Anderson I, Brass A
School of Biological Sciences, University of Manchester, 2.205 Stopford Building, Oxford Road, Manchester M13 9PT, UK.
Bioinformatics. 1998;14(4):349-56. doi: 10.1093/bioinformatics/14.4.349.
Searching DNA sequences against a DNA database is an essential element of sequence analysis. However, few systematic studies have been carried out to determine when a match between two DNA sequences has biological significance and this is limiting the use that can be made of DNA searching algorithms.
A test set of DNA sequences has been constructed consisting of artificially evolved and real sequences. This set has been used to test various database searching algorithms (BLAST, BLAST2, FASTA and Smith-Waterman) on a subset of the EMBL database. The results of this analysis have been used to determine the sensitivity and coverage of all of the algorithms. Guidelines have been produced which can be used to assess the significance of DNA database search results. The Smith-Waterman algorithm was shown to have the best coverage, but the worst sensitivity, whereas the default BLASTN algorithm (word length set to 11) was shown to have good sensitivity, but poor coverage. A sensible compromise between speed, sensitivity and coverage can be obtained using either the FASTA or BLAST (word length set to 6) algorithms. However, analysis of the results also showed that no algorithm works well when the length of the probe sequence is <200 bases. In general, matches can accurately be identified between coding regions of DNA sequences when there is >35% sequence identity between the corresponding proteins. Searching a DNA sequence against a DNA sequence database can, therefore, be a useful tool in sequence analysis.

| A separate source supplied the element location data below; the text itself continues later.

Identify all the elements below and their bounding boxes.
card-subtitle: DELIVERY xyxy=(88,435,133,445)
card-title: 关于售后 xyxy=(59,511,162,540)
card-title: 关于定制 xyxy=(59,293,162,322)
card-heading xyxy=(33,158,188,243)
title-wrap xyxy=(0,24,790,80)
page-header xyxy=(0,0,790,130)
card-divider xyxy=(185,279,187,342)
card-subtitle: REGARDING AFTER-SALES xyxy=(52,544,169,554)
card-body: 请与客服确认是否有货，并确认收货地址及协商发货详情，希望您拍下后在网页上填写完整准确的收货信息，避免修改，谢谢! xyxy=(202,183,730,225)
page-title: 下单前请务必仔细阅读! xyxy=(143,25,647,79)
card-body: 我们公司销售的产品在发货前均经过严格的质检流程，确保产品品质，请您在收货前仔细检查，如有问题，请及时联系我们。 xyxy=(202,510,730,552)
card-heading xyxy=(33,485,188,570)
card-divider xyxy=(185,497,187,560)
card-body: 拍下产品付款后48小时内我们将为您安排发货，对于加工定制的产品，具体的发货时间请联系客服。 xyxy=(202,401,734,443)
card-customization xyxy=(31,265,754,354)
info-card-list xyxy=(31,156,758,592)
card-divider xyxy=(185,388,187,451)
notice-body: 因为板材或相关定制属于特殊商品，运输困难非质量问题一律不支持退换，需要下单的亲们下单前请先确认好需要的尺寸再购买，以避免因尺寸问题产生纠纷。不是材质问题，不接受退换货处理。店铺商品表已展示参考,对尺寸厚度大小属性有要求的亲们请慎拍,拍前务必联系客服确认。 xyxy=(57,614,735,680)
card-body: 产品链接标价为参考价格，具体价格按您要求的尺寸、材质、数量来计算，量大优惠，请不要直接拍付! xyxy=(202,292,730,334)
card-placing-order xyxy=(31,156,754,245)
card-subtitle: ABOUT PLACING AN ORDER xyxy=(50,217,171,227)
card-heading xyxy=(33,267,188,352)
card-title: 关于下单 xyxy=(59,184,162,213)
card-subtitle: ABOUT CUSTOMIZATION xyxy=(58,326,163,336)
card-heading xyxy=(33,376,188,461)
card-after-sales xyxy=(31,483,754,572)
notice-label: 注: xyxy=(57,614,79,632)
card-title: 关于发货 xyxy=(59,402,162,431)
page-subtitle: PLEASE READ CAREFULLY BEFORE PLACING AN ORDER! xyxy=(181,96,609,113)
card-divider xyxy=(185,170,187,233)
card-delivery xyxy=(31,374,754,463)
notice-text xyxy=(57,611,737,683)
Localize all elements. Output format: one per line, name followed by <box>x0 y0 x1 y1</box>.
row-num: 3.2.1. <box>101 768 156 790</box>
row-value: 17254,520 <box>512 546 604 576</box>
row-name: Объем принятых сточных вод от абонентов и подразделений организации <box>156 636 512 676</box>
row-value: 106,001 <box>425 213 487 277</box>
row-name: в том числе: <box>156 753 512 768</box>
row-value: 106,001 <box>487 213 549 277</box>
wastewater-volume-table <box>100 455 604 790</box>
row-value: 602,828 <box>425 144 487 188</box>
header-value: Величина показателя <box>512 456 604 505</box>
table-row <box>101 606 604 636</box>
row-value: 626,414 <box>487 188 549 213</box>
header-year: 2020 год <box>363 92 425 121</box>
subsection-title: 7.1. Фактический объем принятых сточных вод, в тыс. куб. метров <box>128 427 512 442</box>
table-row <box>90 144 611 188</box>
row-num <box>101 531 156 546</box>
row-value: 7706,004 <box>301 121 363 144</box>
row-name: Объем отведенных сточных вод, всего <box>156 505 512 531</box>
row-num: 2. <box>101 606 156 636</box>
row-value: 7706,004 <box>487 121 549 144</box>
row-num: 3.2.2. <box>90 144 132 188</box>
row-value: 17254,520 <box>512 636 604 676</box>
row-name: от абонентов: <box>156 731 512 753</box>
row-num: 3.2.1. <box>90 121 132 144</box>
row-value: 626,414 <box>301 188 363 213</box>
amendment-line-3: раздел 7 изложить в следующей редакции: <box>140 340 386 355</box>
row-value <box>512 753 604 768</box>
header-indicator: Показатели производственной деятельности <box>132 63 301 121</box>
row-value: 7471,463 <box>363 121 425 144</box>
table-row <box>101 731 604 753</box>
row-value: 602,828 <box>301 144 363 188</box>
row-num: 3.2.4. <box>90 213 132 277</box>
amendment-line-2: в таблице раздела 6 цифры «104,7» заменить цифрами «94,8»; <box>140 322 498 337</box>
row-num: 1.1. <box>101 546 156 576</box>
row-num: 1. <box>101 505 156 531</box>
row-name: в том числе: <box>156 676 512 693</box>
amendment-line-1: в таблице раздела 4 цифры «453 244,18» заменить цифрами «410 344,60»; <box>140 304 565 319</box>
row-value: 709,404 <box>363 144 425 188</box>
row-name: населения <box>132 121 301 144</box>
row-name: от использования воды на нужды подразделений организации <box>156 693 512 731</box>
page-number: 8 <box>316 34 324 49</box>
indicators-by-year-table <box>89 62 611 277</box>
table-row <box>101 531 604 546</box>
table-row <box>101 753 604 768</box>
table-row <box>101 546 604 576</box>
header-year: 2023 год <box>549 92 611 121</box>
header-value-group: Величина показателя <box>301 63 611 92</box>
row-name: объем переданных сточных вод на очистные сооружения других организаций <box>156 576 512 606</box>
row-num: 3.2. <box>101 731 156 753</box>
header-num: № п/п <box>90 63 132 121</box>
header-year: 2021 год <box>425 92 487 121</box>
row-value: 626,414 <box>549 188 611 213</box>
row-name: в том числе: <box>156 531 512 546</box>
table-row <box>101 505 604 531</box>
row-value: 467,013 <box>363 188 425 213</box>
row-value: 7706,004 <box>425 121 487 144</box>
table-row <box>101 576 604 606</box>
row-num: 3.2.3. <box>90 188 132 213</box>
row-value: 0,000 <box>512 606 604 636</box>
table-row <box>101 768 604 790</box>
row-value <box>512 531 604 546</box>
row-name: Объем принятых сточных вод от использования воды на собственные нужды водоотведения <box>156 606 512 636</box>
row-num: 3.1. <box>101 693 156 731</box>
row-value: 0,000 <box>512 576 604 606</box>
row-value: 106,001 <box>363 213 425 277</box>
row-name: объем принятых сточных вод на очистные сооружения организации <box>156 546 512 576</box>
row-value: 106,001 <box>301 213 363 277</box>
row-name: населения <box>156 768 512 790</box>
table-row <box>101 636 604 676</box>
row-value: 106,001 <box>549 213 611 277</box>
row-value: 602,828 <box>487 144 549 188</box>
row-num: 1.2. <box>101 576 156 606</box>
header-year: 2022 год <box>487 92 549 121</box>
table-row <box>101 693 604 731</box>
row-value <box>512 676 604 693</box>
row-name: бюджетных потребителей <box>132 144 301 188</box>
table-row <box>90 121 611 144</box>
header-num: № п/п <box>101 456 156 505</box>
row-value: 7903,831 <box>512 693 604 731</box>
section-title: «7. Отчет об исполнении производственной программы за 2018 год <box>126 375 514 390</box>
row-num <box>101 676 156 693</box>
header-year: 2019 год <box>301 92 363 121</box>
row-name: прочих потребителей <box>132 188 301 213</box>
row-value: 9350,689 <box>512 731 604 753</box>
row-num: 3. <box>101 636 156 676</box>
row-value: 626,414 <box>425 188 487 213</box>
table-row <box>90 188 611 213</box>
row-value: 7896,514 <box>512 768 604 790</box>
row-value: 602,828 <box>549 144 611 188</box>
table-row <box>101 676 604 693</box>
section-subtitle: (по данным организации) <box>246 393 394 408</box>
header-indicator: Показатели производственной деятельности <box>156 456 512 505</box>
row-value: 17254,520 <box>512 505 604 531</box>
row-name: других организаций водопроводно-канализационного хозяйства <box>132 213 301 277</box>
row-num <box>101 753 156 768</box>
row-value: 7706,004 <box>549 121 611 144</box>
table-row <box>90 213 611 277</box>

The test sets used are available via anonymous ftp from mbisg2.sbc.man.ac.uk in the directory /pub/cabios/testdata/
在DNA数据库中搜索DNA序列是序列分析的一个基本要素。然而,很少有系统的研究来确定两个DNA序列之间的匹配何时具有生物学意义,这限制了DNA搜索算法的应用。
构建了一个由人工进化序列和真实序列组成的DNA序列测试集。该测试集已用于在EMBL数据库的一个子集上测试各种数据库搜索算法(BLAST、BLAST2、FASTA和Smith-Waterman)。该分析结果已用于确定所有算法的灵敏度和覆盖率。已制定了可用于评估DNA数据库搜索结果显著性的指导方针。结果表明,Smith-Waterman算法具有最佳的覆盖率,但灵敏度最差,而默认的BLASTN算法(字长设置为11)具有良好的灵敏度,但覆盖率较差。使用FASTA或BLAST(字长设置为6)算法可以在速度、灵敏度和覆盖率之间取得合理的折衷。然而,结果分析还表明,当探针序列长度<200个碱基时,没有一种算法能很好地工作。一般来说,当相应蛋白质之间的序列同一性>35%时,可以准确地识别DNA序列编码区之间的匹配。因此,在DNA序列数据库中搜索DNA序列可以成为序列分析中的一个有用工具。
所使用的测试集可通过匿名ftp从mbisg2.sbc.man.ac.uk的/pub/cabios/testdata/目录获取。